Pandemi covid-19 juga menyulitkan
organisasi pelajar seperti organisasi kami, IPNU-IPPNU. disaat sebelum pandemi
kami bisa menuangkan kreatifitas kami lewat program-program sederhana yang
biasanya melibatkan banyak remaja dan banyak pihak. Saat ini kami harus
berfikir keras supaya kami bisa beradaptasi dengan cepat dan roda organisasi
kami tetap berjalan meskipun tidak bisa bertatap muka seperti sebelumnya.
Ini menjadi PR Bersama bagi
organisasi pelajar seperti kami.

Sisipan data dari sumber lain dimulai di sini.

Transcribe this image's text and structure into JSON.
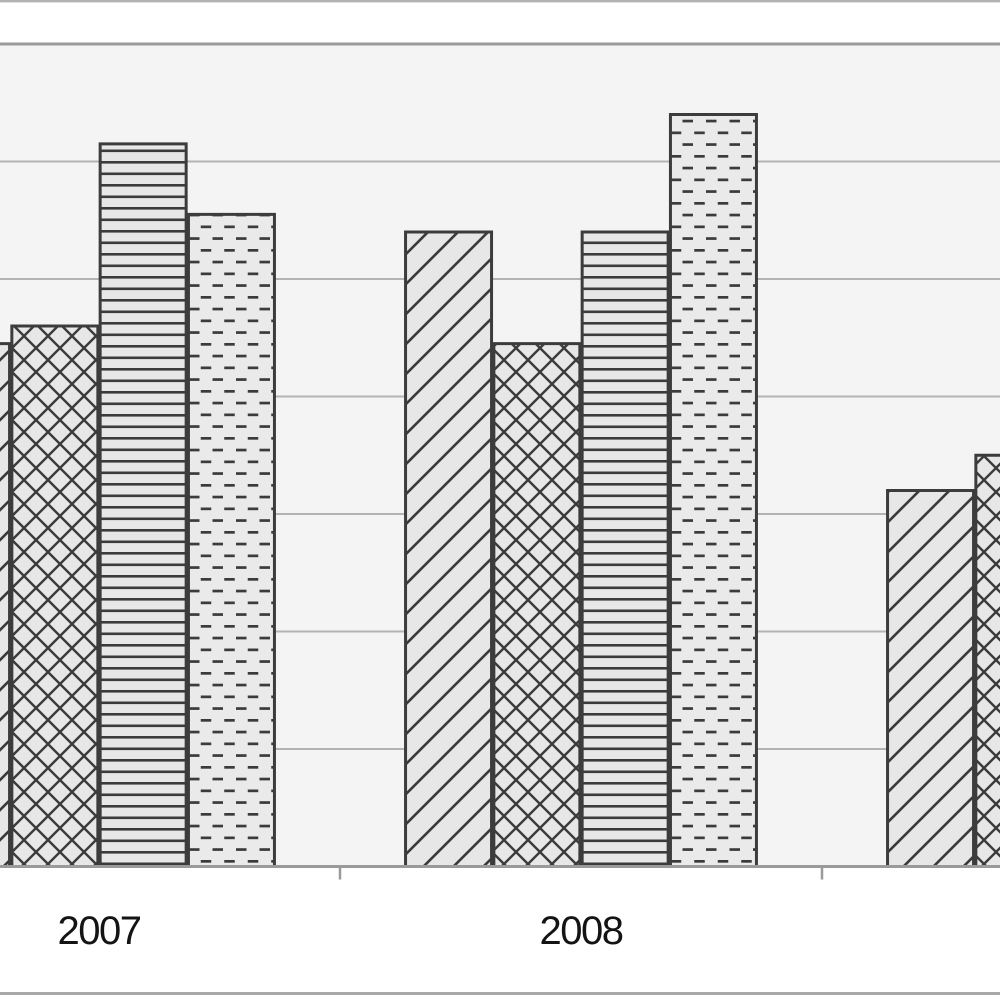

Meskipun sebagian dari kami adalah para
pelajar yang masih duduk dibangku Sekolah Menengah Atas sederajat yang mungkin
memiliki permasalahan sama, tetapi kami tidak mau terus-menerus meratapi nasib
dan mengumpat. Kami memilih menjadikan kondisi yang kami alami sebagai
tantangan yang akan kami selesaikan Bersama-sama lewat pengabdian kami sebagai
pelajar NU.
Menjawab tantangan tersebut, PAC
IPNU IPPNU Megaluh menggagas gerakan bertajuk Megaluh Education Center yang
nantinya dapat membantu adik-adik maupun orang tua yang sangat merasakan dampak
dari pandemic covid-19 ini.
Melalui gerakan Megaluh Education
Center ini, IPNU IPPNU Se-Kecamatan Megaluh mulai mendampingi adik-adik yang
kesulitan dalam memahami pembelajaran. Selain mendampingi belajar, para pelajar
Nahdlatul Ulama ini juga menyediakan fasilitas internet gratis. Gerakan ini
mendapatkan apresiasi dari kalangan pemerintah sampai tokoh NU daerah setempat.

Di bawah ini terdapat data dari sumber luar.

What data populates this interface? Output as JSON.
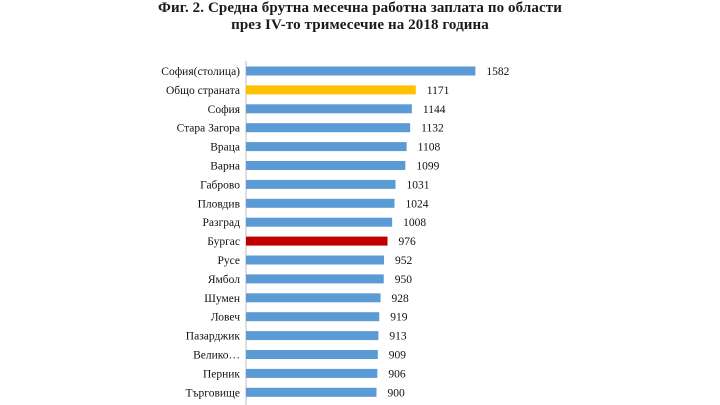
{
  "figure": {
    "title_line1": "Фиг. 2. Средна брутна месечна работна заплата по области",
    "title_line2": "през IV-то тримесечие на 2018 година"
  },
  "colors": {
    "default_bar": "#5b9bd5",
    "highlight_total": "#ffc000",
    "highlight_burgas": "#c00000"
  },
  "chart_data": {
    "type": "bar",
    "orientation": "horizontal",
    "title": "Фиг. 2. Средна брутна месечна работна заплата по области през IV-то тримесечие на 2018 година",
    "xlabel": "",
    "ylabel": "",
    "grid": false,
    "legend": "none",
    "xlim": [
      0,
      1700
    ],
    "categories": [
      "София(столица)",
      "Общо страната",
      "София",
      "Стара Загора",
      "Враца",
      "Варна",
      "Габрово",
      "Пловдив",
      "Разград",
      "Бургас",
      "Русе",
      "Ямбол",
      "Шумен",
      "Ловеч",
      "Пазарджик",
      "Велико…",
      "Перник",
      "Търговище"
    ],
    "values": [
      1582,
      1171,
      1144,
      1132,
      1108,
      1099,
      1031,
      1024,
      1008,
      976,
      952,
      950,
      928,
      919,
      913,
      909,
      906,
      900
    ],
    "bar_colors": [
      "#5b9bd5",
      "#ffc000",
      "#5b9bd5",
      "#5b9bd5",
      "#5b9bd5",
      "#5b9bd5",
      "#5b9bd5",
      "#5b9bd5",
      "#5b9bd5",
      "#c00000",
      "#5b9bd5",
      "#5b9bd5",
      "#5b9bd5",
      "#5b9bd5",
      "#5b9bd5",
      "#5b9bd5",
      "#5b9bd5",
      "#5b9bd5"
    ]
  }
}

Sudah kewajiban kita sebagai
Pelajar NU di era Millenial seperti ini tidak hanya diam dan pasrah dengan
keadaan pandemic seperti ini. Kita harus tetap produktif dan menunjukkan
eksistensi kita bahwa pelajar Nahdlatul Ulama memiliki progress yang membangun
meskipun dengan keterbatasan dalam kegiatan bersosial.